Bodley’s Vision of St. Michael’s

The architect chosen by Penfold was George Frederick Bodley (1827-1907). Though not one of his age’s most prolific architects, he was one of its most influential and his churches stand apart from their Victorian counterparts by their sense of refinement and an atmosphere of timeless otherness that elevates the experience of worship to the level of faultless art. Not long after his death, critics were to look down on his buildings as potentially ‘embarrassing to poor or dirty people.’ Partially for this reason, and because the Gothic style of Bodley’s work slipped out of fashion after the 1930s, his buildings remained in the shadows. Even when Victorian architecture came again to be celebrated in the late 1970s the later buildings by architects like Bodley were overlooked in favour of more ‘vigorous’ churches by George Gilbert Scott, George Edmund Street, and William Butterfield. Only in recent years have Bodley’s churches been given concentrated attention and his use of the Gothic style is at last proved to be masterful rather than merely ‘charming.’

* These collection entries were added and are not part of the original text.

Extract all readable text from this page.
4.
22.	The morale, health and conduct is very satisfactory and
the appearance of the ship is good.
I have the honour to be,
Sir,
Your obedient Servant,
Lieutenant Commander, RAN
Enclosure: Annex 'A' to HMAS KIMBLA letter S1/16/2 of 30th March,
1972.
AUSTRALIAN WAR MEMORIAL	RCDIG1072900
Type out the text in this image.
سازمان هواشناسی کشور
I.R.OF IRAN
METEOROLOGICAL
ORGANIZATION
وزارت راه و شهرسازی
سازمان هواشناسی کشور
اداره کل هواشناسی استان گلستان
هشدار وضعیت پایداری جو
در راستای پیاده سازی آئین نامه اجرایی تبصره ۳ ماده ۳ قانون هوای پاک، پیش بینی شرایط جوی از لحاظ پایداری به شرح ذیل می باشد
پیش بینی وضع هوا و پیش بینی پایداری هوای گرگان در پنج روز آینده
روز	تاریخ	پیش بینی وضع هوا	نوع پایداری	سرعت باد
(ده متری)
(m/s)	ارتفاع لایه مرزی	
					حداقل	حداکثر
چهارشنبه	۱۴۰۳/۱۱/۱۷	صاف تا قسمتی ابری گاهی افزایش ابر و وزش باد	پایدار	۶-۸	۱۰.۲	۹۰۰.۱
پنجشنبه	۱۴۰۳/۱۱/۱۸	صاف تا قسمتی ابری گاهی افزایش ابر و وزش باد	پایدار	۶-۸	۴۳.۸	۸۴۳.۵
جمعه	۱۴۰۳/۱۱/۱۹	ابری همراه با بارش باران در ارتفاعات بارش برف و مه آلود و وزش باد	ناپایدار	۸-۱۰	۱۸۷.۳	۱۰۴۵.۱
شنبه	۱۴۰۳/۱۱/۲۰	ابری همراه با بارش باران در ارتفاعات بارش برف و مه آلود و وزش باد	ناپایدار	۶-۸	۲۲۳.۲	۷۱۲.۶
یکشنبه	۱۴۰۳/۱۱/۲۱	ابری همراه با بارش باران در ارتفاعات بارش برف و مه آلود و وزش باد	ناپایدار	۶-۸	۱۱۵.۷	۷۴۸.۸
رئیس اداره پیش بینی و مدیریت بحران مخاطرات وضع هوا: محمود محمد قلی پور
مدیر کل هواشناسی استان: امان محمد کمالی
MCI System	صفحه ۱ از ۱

Bodley was articled to George Gilbert Scott and so learned his art from one of the Victorian period’s most prolific architects. His own stylistic development took him down a different path from that of his teacher and over time Bodley came to be associated with the quality of ‘refinement,’ a quality which suffuses one of his most significant city churches – and the first built by Bodley in London – St Michael’s, Camden Town. St Michael’s shows Bodley at his most powerful and, despite not having been completed according to the original designs, it stands as a monument to the ideals of its first priest, E. B. Penfold, whose great desire was that the working class citizens of Camden Town be able to worship God in an uplifting setting, in the ‘beauty of holiness.’

The site of St Michael’s, near the junction of five major thoroughfares, called for a grand scale and so the church was given a tall, thin nave undivided from west to east by any break or chancel arch. Such a unified interior, inspired by late thirteenth-century friar churches on the Continent, allowed for unimpeded sightlines of the pulpit and High Altar. Despite the Continental inspiration of its plan, the type of Gothic chosen by Bodley is pure English Decorated of the fourteenth century. The clustered piers of the nave and elegant flowing tracery of the east window and clerestory windows play off against the bare, smooth walls creating a gentle tension of ornament and austerity. Characteristic of Bodley’s work, this contrast is what gives the building its sense of refinement; ornament is used carefully and only where it will generate maximum visual impact.


In the case of an urban mission church such care in deploying detail would also have fulfilled an economic function. St Michael’s was designed in 1876 but, though the nave was complete by 1881, the chancel was not finished until 1894. For this reason the intended stone vaulting of the chancel was replaced in execution by a continuation of the nave ceiling, itself an avant-garde design making use of transverse arches supported on the exterior of the building by flying buttresses. Also unbuilt was the great west tower, intended to act as the main entrance onto Camden Road, and exhibiting the same gentle play of austerity and ornament so typical of Bodley.

Building News, June 24, 1881.
Building News, June 24, 1881.

Yet seen today in its denuded state the effect of St Michael’s is far less lively than Bodley intended. He planned for the wooden paneling of the nave walls to be painted a rich olive green and the walls above a deep red flocked with the sacred monogram of the Name of Jesus (IHS) in black and white, but it seems as if only the paneling was ever coloured, with the upper walls remaining white. Seen against the soft grey stone, this striking decorative scheme would have added a dimension of depth to the design. The north aisle windows by Burlison & Grylls, a firm often employed by Bodley in his churches, would have looked even more splendid in this setting.

Shining down from the east, the crisp white light of Charles Eamer Kempe’s east window glistens on a black and white marble chancel pavement- another element typical of Bodley- and the memorial brass to E. B. Penfold whose vision made St Michael’s possible. It was the drive and energy of a large number of late Victorian clergy which transformed the urban landscape of London and enabled the construction of such glorious buildings as St Michael’s, Camden Town. Such an heritage of skill and beauty deserves to be celebrated.